Excursion to the Samovar Museum and the Ginseng Museum.
The first private museum dedicated to the legendary ginseng is located in the center of Vladivostok. Guests can look at a rare collection of large roots and devices used to extract this plant.
Ginseng is a relict plant that has been successfully preserved in Russia only in the Ussuri taiga. The largest root found in Primorye weighs 419 grams.
Traditionally, such roots are given proper names. This one was named "Alexander's Orchid" after the forester who found it.
Ginseng is credited with unique healing properties, it is revered as a natural source of strength and is considered a panacea for many diseases.
In the old days, three grams of gold were paid for one gram of the root. Therefore, people were actively hunting for the coveted plant. Unfortunately, it has led to the fact that ginseng is now listed in the International Red Book.
Russian Russian Samovar is the only museum in Primorye with a rare collection of Russian samovars.
The exhibition presents the very first samovars that arrived in Primorye with migrants by sea from Little Russia at the end of the 19th century. In the exhibition halls you will learn many interesting stories and even see the first "samovar slow cooker" that worked on firewood.
You will learn about the distinctive samovar culture of our country.
And of course, a tea party with local traditions.
Gastro-lunch at the Syndicat-Port Café restaurant, a master class in Far Eastern cuisine. All dishes are prepared by the chef in your presence and for you!
In the menu:
- live seafood from the aquarium: seaside scallop, Pacific oyster, trepang scallop;
- cold appetizers and salads: venison tartare, bacon and wild garlic pate on bread with cuttlefish ink, fern appetizer with vegetables, octopus ceviche with lemongrass sauce, squid and kelp salad;
- hot dishes and snacks: creamy soup with corbicula, fried scallop with potato garten, grilled squid fillet, halibut oyster sauce, deer fillet with rosemary and vegetables;
- drinks: tea "Taiga collection" with wild berry jam, tasting set of taiga tinctures.
Then a walking tour of the old Chinatown of Millionke.
Millionka is a maze of courtyards and wells in the very center of Vladivostok. At the beginning of the last century, there was a local Chinatown inhabited by a "million" Chinese, the most criminal quarter of the port city with brothels, thieves' raspberries and opium smokers.
The spirit of adventurism still lingers here, although the thieves' age of the Millionaire ended with an NKVD raid in the 1930s.
Now the quarter is inhabited by creative bohemians, who are opening fashion shops, coffee shops and art residences in tiny houses and gradually putting the almost slum landscape in order.
To feel the passing nature, it's worth taking a look at the Millionka restaurant, which revives the urban legend.
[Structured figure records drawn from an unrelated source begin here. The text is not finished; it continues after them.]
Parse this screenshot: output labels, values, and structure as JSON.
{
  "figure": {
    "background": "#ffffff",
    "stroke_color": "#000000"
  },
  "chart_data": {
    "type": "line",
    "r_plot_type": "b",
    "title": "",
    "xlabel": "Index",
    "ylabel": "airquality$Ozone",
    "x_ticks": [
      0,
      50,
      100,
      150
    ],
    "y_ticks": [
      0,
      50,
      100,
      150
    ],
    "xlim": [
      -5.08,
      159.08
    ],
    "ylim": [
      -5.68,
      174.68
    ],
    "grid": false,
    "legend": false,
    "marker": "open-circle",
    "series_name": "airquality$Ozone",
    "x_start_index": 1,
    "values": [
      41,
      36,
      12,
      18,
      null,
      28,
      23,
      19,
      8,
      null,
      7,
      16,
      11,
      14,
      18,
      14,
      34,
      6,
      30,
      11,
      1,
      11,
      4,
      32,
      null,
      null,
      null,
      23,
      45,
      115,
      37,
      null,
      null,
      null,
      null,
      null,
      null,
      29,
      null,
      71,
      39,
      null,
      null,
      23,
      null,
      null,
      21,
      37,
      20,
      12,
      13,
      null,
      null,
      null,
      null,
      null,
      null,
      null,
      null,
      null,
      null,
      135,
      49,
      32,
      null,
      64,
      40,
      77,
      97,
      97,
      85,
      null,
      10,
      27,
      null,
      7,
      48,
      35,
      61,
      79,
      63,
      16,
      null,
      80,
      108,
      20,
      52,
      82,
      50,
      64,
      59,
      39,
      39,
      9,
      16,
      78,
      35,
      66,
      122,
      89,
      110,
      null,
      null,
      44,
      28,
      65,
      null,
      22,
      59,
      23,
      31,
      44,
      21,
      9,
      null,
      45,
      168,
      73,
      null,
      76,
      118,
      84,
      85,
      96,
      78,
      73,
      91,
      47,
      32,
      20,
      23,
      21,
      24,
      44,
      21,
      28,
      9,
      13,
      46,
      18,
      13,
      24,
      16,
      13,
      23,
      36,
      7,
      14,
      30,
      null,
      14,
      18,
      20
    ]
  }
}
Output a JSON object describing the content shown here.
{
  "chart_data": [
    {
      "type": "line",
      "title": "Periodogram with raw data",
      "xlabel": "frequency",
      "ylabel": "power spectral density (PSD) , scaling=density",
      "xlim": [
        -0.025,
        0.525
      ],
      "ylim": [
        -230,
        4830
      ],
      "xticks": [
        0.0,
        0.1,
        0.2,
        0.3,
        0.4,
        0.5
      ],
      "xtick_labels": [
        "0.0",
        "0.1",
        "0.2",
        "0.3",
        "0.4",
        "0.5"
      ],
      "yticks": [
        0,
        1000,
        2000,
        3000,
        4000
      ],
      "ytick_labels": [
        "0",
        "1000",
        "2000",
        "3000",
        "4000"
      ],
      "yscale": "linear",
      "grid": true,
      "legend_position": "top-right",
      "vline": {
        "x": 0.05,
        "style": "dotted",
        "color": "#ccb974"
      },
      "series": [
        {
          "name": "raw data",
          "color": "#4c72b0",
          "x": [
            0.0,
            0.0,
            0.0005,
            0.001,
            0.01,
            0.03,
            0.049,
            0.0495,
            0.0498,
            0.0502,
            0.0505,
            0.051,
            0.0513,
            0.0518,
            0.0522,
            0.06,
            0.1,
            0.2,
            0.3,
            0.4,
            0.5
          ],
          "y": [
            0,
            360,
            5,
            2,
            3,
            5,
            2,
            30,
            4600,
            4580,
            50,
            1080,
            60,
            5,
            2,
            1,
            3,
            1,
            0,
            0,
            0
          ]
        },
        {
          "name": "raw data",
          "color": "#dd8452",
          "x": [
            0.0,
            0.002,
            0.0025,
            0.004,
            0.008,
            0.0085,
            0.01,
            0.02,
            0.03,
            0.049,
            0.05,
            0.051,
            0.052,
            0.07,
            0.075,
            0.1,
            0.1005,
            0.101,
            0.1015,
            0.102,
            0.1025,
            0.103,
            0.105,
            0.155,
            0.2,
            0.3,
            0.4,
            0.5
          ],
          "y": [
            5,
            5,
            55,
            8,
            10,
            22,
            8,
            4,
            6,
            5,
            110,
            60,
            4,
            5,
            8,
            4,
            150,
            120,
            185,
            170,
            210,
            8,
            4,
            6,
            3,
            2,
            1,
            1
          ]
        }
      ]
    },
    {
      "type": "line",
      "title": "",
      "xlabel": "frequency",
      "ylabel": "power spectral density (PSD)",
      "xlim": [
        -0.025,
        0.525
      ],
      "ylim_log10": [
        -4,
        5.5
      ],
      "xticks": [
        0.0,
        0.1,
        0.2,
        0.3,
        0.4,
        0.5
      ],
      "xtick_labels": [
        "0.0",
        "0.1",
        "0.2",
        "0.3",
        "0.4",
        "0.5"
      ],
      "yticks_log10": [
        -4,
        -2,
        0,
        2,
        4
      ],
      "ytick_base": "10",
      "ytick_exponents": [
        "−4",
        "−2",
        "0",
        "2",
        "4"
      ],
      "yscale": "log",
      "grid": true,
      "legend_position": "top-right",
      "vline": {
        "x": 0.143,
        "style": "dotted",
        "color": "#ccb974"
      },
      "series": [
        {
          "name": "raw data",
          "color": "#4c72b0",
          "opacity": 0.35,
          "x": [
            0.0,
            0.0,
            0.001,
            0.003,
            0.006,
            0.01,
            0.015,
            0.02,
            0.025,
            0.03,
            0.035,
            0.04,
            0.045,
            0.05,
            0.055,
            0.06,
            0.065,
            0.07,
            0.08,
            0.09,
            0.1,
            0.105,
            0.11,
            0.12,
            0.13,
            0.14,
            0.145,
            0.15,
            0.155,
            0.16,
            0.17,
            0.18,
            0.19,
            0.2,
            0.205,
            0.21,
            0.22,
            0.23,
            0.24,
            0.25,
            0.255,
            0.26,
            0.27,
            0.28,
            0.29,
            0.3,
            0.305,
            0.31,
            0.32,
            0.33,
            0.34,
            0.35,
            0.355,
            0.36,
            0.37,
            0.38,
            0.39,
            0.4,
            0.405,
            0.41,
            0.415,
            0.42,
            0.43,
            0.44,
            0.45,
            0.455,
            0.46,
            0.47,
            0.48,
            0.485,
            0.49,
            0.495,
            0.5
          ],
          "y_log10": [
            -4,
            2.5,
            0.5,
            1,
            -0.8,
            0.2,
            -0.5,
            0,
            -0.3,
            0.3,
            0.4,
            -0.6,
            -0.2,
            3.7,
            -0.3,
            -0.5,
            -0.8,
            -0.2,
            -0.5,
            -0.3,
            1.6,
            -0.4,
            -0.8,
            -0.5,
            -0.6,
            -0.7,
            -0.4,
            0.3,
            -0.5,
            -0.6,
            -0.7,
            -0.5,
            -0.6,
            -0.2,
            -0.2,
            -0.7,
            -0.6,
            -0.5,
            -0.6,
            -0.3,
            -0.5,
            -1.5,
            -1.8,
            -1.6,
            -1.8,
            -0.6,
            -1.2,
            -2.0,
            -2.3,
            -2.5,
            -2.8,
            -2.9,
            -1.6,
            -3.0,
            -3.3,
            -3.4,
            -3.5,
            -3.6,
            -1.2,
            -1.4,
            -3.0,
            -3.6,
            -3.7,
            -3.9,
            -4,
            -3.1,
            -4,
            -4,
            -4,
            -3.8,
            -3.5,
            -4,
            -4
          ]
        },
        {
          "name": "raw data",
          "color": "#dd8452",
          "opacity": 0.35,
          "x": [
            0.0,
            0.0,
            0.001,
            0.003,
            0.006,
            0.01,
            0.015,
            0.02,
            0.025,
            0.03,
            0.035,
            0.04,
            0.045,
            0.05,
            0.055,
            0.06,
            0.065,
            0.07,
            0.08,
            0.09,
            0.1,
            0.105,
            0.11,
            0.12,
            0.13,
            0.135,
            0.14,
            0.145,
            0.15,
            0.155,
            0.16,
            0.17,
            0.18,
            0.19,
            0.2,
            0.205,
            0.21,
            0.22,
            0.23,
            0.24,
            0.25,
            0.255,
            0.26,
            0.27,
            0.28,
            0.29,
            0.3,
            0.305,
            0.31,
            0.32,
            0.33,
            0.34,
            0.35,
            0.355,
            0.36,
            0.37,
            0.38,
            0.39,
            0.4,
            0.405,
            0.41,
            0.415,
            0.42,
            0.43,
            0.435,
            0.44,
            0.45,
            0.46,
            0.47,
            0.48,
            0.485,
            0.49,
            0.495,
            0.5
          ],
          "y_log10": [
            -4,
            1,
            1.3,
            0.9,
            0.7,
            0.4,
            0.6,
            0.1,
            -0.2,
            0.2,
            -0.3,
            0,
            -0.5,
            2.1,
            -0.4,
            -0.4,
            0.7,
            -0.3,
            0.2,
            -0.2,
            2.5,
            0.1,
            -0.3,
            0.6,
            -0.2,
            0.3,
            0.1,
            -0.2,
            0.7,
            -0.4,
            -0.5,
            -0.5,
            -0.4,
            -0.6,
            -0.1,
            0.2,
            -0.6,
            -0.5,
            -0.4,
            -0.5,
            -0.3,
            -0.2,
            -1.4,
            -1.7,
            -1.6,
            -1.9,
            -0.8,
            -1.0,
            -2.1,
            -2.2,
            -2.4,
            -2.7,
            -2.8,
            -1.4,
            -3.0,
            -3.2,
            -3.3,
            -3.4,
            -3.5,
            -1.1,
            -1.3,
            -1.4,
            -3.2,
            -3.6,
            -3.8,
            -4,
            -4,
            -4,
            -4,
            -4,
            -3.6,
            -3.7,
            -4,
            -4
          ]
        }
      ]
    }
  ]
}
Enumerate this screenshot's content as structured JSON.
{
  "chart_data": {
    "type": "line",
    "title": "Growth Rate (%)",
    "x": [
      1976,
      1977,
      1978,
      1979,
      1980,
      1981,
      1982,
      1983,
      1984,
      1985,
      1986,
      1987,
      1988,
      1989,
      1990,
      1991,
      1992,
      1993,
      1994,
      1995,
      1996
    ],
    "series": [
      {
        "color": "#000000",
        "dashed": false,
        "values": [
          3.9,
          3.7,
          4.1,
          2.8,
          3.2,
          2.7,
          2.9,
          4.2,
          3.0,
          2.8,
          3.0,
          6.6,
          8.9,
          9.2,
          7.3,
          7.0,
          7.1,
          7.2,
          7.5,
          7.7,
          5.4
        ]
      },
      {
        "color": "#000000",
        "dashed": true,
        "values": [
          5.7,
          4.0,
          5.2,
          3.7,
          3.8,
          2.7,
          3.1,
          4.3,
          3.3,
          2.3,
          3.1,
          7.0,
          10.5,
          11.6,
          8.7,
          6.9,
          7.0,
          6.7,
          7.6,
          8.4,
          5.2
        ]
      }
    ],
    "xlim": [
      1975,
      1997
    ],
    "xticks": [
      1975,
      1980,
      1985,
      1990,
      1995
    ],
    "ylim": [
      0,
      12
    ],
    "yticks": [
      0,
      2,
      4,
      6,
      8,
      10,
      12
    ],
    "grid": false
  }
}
The owner literally restored the luxurious mansion from scratch, assembling the interior from fragments of carved doors, furniture, oriental fabrics found on the antique market, and dressed up the waiters in padawan costumes.
On the walls of the restaurant, a video series with the inhabitants of the old Millionka is shown — Chinese matrons, rickshaws, opium dealers…
Russian Russian cuisine features a modern mix of Russian and Asian recipes, local seafood, fish, and Russian dishes served in an avant-garde Asian setting.
A stone's throw away is the Chinoaru bar, where cocktails with Japanese whiskey and Chinese soju are mixed, glasses are painted with hieroglyphs and symbols of Asian painting. The bar is at the 10/10 level, a must-visit place in Vladivostok.
Delicious food on a Million — for an additional fee, you need to book a table in advance, the tour operator will help.